No segundo dia de manifestações em Brasília, a Contag também se reuniu com a diretoria de recursos rurais do Banco do Brasil (BB) para reivindicar a abertura de ‘‘um canal de comunicação’’ com o banco.
Uma comissão dos manifestantes, com presença da Contag e das federações estaduais de trabalhadores rurais, teve um encontro com o diretor de recursos rurais do Banco do Brasil, Ricardo Conceição.

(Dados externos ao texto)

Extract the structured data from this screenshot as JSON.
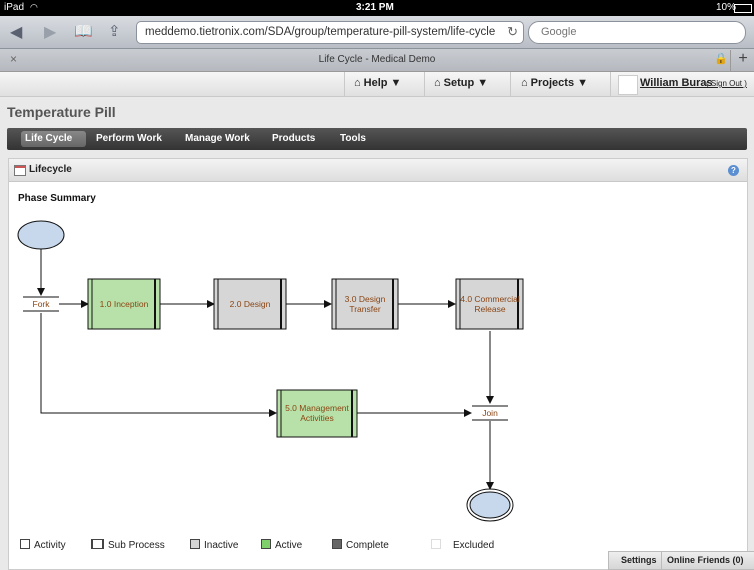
{
  "status_bar": {
    "device": "iPad",
    "wifi_icon": "wifi-icon",
    "time": "3:21 PM",
    "battery": "10%"
  },
  "browser": {
    "url": "meddemo.tietronix.com/SDA/group/temperature-pill-system/life-cycle",
    "search_placeholder": "Google",
    "tab_title": "Life Cycle - Medical Demo",
    "tab_close": "×",
    "new_tab": "+"
  },
  "app_nav": {
    "help": "Help",
    "setup": "Setup",
    "projects": "Projects",
    "user_name": "William Buras",
    "sign_out": "( Sign Out )"
  },
  "page_title": "Temperature Pill",
  "main_menu": [
    "Life Cycle",
    "Perform Work",
    "Manage Work",
    "Products",
    "Tools"
  ],
  "panel": {
    "title": "Lifecycle",
    "subtitle": "Phase Summary",
    "help": "?"
  },
  "diagram": {
    "fork": "Fork",
    "join": "Join",
    "nodes": {
      "inception": "1.0 Inception",
      "design": "2.0 Design",
      "design_transfer_l1": "3.0 Design",
      "design_transfer_l2": "Transfer",
      "commercial_l1": "4.0 Commercial",
      "commercial_l2": "Release",
      "management_l1": "5.0 Management",
      "management_l2": "Activities"
    },
    "colors": {
      "active": "#b7e1a8",
      "inactive": "#d6d6d6",
      "terminal": "#c7d8ec"
    }
  },
  "legend": {
    "activity": "Activity",
    "sub_process": "Sub Process",
    "inactive": "Inactive",
    "active": "Active",
    "complete": "Complete",
    "excluded": "Excluded"
  },
  "bottom_bar": {
    "settings": "Settings",
    "online_friends": "Online Friends (0)"
  }
}
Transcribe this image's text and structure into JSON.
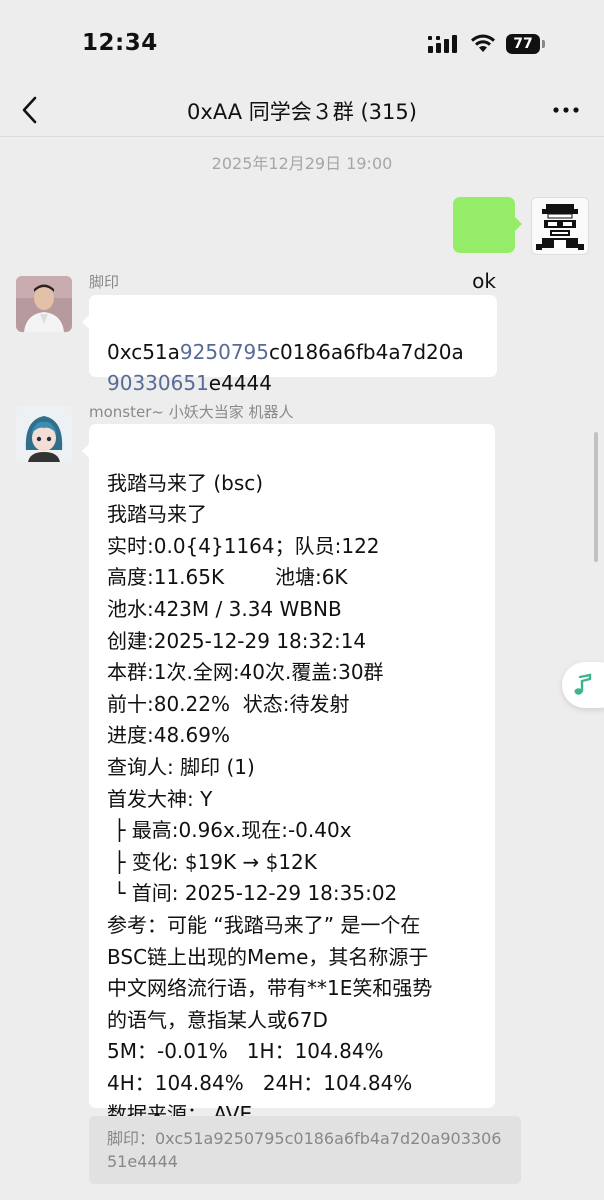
{
  "status_bar": {
    "time": "12:34",
    "battery": "77"
  },
  "nav": {
    "title": "0xAA 同学会３群 (315)",
    "back_icon": "chevron-left-icon",
    "more_icon": "more-dots-icon"
  },
  "timestamp": "2025年12月29日 19:00",
  "messages": {
    "self": {
      "text": "ok"
    },
    "jiaoyin": {
      "name": "脚印",
      "addr_parts": [
        "0xc51a",
        "9250795",
        "c0186a6fb4a7d20a",
        "90330651",
        "e4444"
      ]
    },
    "bot": {
      "name": "monster~ 小妖大当家 机器人",
      "lines": [
        "我踏马来了 (bsc)",
        "我踏马来了",
        "实时:0.0{4}1164；队员:122",
        "高度:11.65K        池塘:6K",
        "池水:423M / 3.34 WBNB",
        "创建:2025-12-29 18:32:14",
        "本群:1次.全网:40次.覆盖:30群",
        "前十:80.22%  状态:待发射",
        "进度:48.69%",
        "查询人: 脚印 (1)",
        "首发大神: Y",
        " ├ 最高:0.96x.现在:-0.40x",
        " ├ 变化: $19K → $12K",
        " └ 首间: 2025-12-29 18:35:02",
        "参考：可能 “我踏马来了” 是一个在",
        "BSC链上出现的Meme，其名称源于",
        "中文网络流行语，带有**1E笑和强势",
        "的语气，意指某人或67D",
        "5M：-0.01%   1H：104.84%",
        "4H：104.84%   24H：104.84%",
        "数据来源： AVE"
      ]
    },
    "quote": {
      "text": "脚印：0xc51a9250795c0186a6fb4a7d20a90330651e4444"
    }
  },
  "colors": {
    "self_bubble": "#95ec69",
    "background": "#ededed",
    "link": "#576b95"
  },
  "music_icon": "music-note-icon"
}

Eles reivindicavam mais dinheiro e, principalmente, facilitação do acesso ao crédito rural para o pequeno agricultor. O presidente da Contag, Manoel dos Santos, reclamou do tratamento dado pelo BB aos agricultores. ‘‘As agências do banco privilegiam os médios e grandes produtores’’, afirmou.
Santos considerou que a divulgação do pacote agrário pelo governo federal é um ‘‘avanço’’ na política de crédito agrícola. Entre as medidas ele ressaltou a criação do fundo de aval e a redução dos juros dos empréstimos rurais para 3% ao ano, com correção com base na equivalência de preços de produtos. ‘‘Mas ainda há muito o que ser feito’’, afirmou. O pacote agrário do governo aumentou em R$ 2,5 bilhões o orçamento para a reforma agrária.

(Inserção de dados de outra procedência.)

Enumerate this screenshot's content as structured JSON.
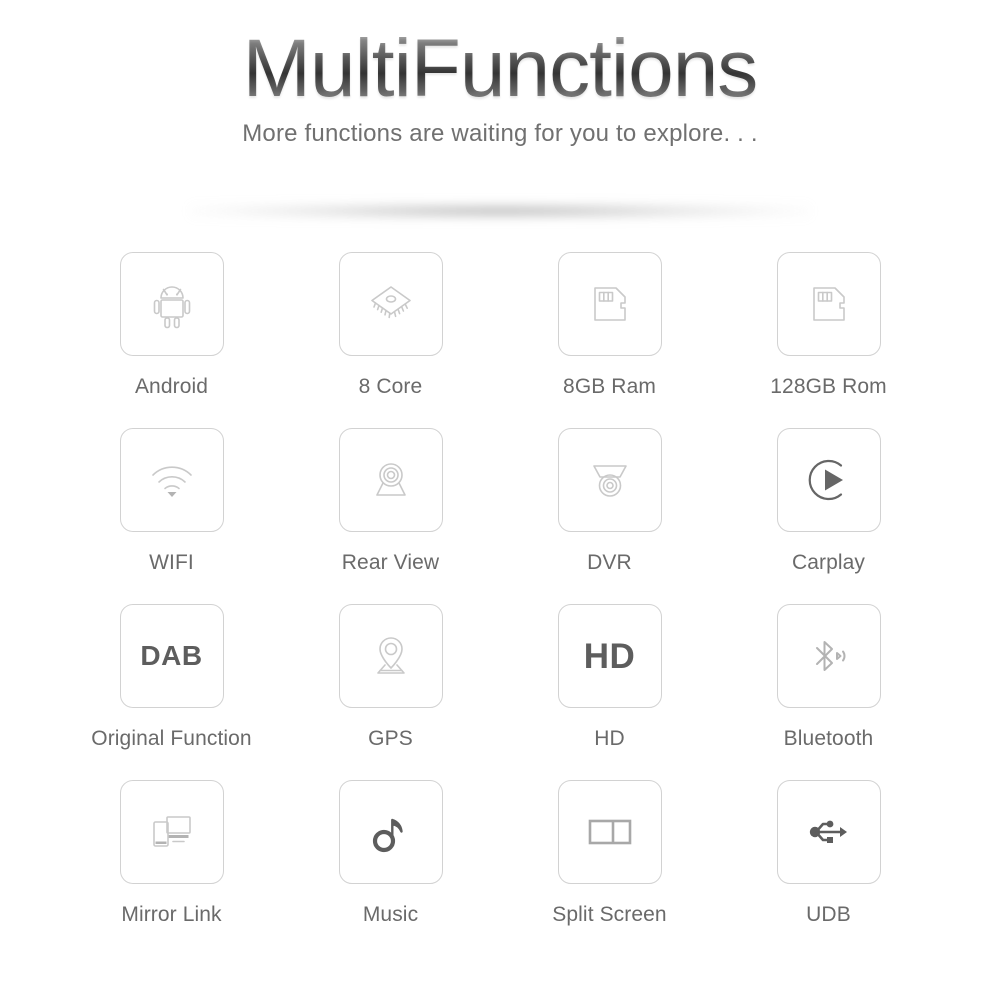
{
  "header": {
    "title": "MultiFunctions",
    "subtitle": "More functions are waiting for you to explore. . ."
  },
  "colors": {
    "tile_border": "#d2d2d2",
    "icon_line": "#c9c9c9",
    "icon_dark": "#5d5d5d",
    "label_text": "#6a6a6a",
    "subtitle_text": "#707070",
    "background": "#ffffff"
  },
  "features": [
    {
      "label": "Android",
      "icon": "android-robot-icon",
      "text": ""
    },
    {
      "label": "8 Core",
      "icon": "cpu-chip-icon",
      "text": ""
    },
    {
      "label": "8GB Ram",
      "icon": "memory-card-icon",
      "text": ""
    },
    {
      "label": "128GB Rom",
      "icon": "memory-card-icon",
      "text": ""
    },
    {
      "label": "WIFI",
      "icon": "wifi-icon",
      "text": ""
    },
    {
      "label": "Rear View",
      "icon": "rear-camera-icon",
      "text": ""
    },
    {
      "label": "DVR",
      "icon": "dome-camera-icon",
      "text": ""
    },
    {
      "label": "Carplay",
      "icon": "play-circle-icon",
      "text": ""
    },
    {
      "label": "Original Function",
      "icon": "dab-text-icon",
      "text": "DAB"
    },
    {
      "label": "GPS",
      "icon": "map-pin-icon",
      "text": ""
    },
    {
      "label": "HD",
      "icon": "hd-text-icon",
      "text": "HD"
    },
    {
      "label": "Bluetooth",
      "icon": "bluetooth-icon",
      "text": ""
    },
    {
      "label": "Mirror Link",
      "icon": "mirror-link-icon",
      "text": ""
    },
    {
      "label": "Music",
      "icon": "music-note-icon",
      "text": ""
    },
    {
      "label": "Split Screen",
      "icon": "split-screen-icon",
      "text": ""
    },
    {
      "label": "UDB",
      "icon": "usb-icon",
      "text": ""
    }
  ]
}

Para representantes da Faser, federação de funcionários do Incra que trabalha nos assentamentos, também presente no evento, o acesso dos pequenos ao crédito ‘‘é difícil’’.
Durante a reunião, o diretor do BB afirmou que os problemas são localizados. ‘‘Problemas locais devem existir. Somente reunindo o superintendente e o gerente da região é que podemos solucioná-los’’, afirmou. Ele propôs a realização de um encontro do banco com a Contag para discutir as dificuldades do acesso ao crédito agrícola.